[PATCH v8 0/6] Support writable CPU ID registers from userspace
Marc Zyngier
maz at kernel.org
Wed May 17 08:53:42 PDT 2023
On Wed, 17 May 2023 16:36:49 +0100,
Cornelia Huck <cohuck at redhat.com> wrote:
>
> On Tue, May 16 2023, Marc Zyngier <maz at kernel.org> wrote:
>
> > On Tue, 16 May 2023 15:19:00 +0100,
> > Cornelia Huck <cohuck at redhat.com> wrote:
> >>
> >> On Tue, May 16 2023, Marc Zyngier <maz at kernel.org> wrote:
> >>
> >> > On Tue, 16 May 2023 12:55:14 +0100,
> >> > Cornelia Huck <cohuck at redhat.com> wrote:
> >> >>
> >> >> Do you have more concrete ideas for QEMU CPU models already? Asking
> >> >> because I wanted to talk about this at KVM Forum, so collecting what
> >> >> others would like to do seems like a good idea :)
> >> >
> >> > I'm not being asked, but I'll share my thoughts anyway! ;-)
> >> >
> >> > I don't think CPU models are necessarily the most important thing.

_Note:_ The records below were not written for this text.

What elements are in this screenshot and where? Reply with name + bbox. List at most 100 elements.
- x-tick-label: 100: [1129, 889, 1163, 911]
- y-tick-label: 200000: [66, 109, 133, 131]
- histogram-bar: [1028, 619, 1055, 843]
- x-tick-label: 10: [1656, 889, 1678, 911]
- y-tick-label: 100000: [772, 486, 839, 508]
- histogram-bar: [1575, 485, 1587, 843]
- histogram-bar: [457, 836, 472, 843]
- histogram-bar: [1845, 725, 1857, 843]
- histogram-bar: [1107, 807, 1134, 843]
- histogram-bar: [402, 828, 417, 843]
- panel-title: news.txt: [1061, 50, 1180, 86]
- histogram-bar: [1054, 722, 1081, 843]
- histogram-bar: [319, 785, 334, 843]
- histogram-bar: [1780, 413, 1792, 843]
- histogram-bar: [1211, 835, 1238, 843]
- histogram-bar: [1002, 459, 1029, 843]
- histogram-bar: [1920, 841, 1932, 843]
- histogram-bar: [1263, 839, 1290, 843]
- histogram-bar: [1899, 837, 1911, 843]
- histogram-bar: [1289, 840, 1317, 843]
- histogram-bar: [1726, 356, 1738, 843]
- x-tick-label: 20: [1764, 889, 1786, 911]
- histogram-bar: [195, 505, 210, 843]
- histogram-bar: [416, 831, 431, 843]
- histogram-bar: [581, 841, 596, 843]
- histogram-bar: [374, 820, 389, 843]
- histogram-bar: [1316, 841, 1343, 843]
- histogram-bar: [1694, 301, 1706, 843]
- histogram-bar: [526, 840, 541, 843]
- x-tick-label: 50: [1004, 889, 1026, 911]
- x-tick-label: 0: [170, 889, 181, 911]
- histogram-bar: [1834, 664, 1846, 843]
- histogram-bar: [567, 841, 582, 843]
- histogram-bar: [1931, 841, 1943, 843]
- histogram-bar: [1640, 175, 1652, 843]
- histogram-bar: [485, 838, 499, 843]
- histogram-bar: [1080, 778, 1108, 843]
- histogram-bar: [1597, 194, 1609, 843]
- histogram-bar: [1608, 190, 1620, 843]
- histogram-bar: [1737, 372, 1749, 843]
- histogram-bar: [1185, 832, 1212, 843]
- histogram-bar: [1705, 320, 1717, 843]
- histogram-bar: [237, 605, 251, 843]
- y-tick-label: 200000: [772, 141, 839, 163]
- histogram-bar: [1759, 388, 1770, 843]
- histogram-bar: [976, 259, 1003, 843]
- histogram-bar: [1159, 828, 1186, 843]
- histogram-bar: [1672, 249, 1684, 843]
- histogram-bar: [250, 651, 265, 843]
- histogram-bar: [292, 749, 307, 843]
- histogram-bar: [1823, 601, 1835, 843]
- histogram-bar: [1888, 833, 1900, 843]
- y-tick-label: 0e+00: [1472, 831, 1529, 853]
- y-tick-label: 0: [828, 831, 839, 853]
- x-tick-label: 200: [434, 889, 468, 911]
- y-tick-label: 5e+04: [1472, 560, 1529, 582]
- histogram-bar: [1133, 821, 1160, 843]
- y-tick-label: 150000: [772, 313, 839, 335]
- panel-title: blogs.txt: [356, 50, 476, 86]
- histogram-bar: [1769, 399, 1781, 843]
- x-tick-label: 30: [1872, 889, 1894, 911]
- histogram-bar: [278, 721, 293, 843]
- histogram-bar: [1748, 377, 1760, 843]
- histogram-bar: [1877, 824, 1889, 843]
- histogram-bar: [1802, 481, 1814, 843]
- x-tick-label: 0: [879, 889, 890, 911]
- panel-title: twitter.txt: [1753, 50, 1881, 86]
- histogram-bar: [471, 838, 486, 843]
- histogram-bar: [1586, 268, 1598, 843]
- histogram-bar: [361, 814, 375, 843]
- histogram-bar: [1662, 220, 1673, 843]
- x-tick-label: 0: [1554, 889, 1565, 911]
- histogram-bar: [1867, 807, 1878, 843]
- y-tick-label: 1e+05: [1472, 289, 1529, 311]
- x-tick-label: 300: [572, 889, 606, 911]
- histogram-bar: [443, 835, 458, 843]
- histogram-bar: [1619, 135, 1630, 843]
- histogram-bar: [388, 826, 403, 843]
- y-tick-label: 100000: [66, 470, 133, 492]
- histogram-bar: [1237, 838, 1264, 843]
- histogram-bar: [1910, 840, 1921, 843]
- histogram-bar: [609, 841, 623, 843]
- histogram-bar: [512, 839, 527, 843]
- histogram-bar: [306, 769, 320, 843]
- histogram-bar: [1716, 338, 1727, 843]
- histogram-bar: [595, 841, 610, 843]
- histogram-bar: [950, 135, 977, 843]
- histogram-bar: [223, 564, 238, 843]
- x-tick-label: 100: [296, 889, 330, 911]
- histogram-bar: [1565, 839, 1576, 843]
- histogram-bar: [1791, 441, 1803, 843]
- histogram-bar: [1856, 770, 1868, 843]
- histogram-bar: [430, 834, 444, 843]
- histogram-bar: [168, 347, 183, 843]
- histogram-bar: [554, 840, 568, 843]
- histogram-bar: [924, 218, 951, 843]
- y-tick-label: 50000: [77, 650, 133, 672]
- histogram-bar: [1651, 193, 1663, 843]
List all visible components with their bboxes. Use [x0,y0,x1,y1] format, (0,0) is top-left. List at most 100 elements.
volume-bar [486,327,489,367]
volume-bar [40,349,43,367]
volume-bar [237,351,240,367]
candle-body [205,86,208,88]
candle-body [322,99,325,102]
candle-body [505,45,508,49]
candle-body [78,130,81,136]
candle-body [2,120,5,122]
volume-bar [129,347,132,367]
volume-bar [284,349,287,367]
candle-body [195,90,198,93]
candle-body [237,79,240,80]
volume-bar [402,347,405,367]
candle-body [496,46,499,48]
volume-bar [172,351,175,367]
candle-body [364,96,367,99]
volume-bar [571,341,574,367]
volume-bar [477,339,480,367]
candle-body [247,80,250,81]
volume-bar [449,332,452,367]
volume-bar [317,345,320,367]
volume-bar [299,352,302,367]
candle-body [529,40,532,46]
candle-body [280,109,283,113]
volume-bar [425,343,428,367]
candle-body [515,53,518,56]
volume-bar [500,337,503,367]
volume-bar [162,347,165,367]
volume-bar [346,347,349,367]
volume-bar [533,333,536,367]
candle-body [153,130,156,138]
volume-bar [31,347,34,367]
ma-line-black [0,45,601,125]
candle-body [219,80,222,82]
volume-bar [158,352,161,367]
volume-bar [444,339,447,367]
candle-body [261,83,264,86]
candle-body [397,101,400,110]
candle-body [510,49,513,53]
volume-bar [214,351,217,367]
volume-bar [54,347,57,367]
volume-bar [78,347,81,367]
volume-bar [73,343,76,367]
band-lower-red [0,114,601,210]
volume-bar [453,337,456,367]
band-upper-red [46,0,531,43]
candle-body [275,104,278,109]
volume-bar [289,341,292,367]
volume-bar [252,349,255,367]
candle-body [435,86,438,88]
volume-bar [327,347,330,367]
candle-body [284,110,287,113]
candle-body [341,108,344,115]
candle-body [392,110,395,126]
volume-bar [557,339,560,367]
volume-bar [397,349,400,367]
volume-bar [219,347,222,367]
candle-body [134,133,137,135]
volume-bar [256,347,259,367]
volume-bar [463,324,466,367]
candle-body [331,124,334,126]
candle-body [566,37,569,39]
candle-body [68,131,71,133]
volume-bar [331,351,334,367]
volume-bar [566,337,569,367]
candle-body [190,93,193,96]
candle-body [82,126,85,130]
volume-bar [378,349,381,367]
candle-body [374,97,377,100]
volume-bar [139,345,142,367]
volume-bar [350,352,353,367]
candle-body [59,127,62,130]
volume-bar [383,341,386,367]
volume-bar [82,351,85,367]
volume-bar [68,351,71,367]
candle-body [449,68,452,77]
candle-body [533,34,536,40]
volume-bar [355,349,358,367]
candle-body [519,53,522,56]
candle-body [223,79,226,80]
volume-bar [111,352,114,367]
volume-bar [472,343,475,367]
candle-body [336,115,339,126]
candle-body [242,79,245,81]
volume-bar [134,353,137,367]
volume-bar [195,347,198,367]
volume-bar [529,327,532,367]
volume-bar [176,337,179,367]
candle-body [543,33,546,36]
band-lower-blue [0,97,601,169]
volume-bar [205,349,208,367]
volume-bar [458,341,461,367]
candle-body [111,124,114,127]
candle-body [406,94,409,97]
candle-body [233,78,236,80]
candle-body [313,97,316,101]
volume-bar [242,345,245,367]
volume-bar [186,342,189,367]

> >> > Specially when you look at the diversity of the ecosystem (and even
> >> > the same CPU can be configured in different ways at integration
> >> > time). Case in point, Neoverse N1 which can have its I/D caches made
> >> > coherent or not. And the guest really wants to know which one it is
> >> > (you can only lie in one direction).
> >> >
> >> > But being able to control the feature set exposed to the guest from
> >> > userspace is a huge benefit in terms of migration.
> >>
> >> Certainly; the important part is that we can keep the guest ABI
> >> stable... which parts match to a "CPU model" in the way other
> >> architectures use it is an interesting question. It almost certainly
> >> will look different from e.g. s390, where we only have to deal with a
> >> single manufacturer.
> >>
> >> I'm wondering whether we'll end up building frankenmonster CPUs.
> >
> > We already do. KVM hides a bunch of things we don't want the guest to
> > see, either because we don't support the feature, or that we want to
> > present it with a different shape (cache topology, for example), and
> > these combination don't really exist in any physical implementation.
> >
> > Which is why I don't really buy the "CPU model" concept as defined by
> > x86 and s390. We already are in a vastly different place.
>
> Yes, I agree that the "named cpu models" approach probably won't work on
> Arm (especially if you add other accelerators into the mix -- cpu 'foo'
> with tcg is unlikely to be 100% identical to cpu 'foo' with KVM.) OTOH,
> "these two cpus are not that different from each other, so we support
> migration between them with a least common denominator feature/behaviour
> set" seems more reasonable.
It does, assuming the platform is "compatible". I realise I didn't
mention the small issue of the counter frequency, which cannot be
scaled. ARMv8.6 tried to specify a 1GHz counter frequency, but I still
haven't see a single system having adopted it, and everyone is doing
something different.
We *could* always trap/emulate the counters/timers, but that quickly
becomes ridiculously bad. Isn't ARM virtualisation fun?
> > The way I see it, you get a bunch of architectural features that can
> > be enabled/disabled depending on the underlying HW, hypervisor's
> > capabilities and userspace input. On top of that, there is a layer of
> > paint that tells you what is the overall implementation you could be
> > running on (that's what MIDR+REVIDR+AIDR tell you) so that you can
> > apply some unspeakable, uarch-specific hacks that keep the machine
> > going (got to love these CPU errata).
> >
> >> Another interesting aspect is how KVM ends up influencing what the guest
> >> sees on the CPU level, as in the case where we migrate across matching
> >> CPUs, but with a different software level. I think we want userspace to
> >> control that to some extent, but I'm not sure if this fully matches the
> >> CPU model context.
> >
> > I'm not sure I get the "different software level" part. Do you mean
> > VMM revisions?
>
> Yes. Basically, two (for migration purposes) identical machines with
> different kernel/QEMU versions, but using the same QEMU compat
> machine. Migrate from old to new, get more regs: works. Migrate from
> new to old, get less regs: boom. Expectation would be for this to
> work, and handling it from machine compat code seems very awkward.
Old to new, fine. I'm not sure how we make the other way work.
Actually, scratch that. I'm pretty sure we can't make it work. You'd
have constraint your guest at creation time so that it doesn't use any
feature that isn't available to older VMM/kernel revisions.
I sense some interesting discussions next month! :D
Thanks,
M.
--
Without deviation from the norm, progress is not possible.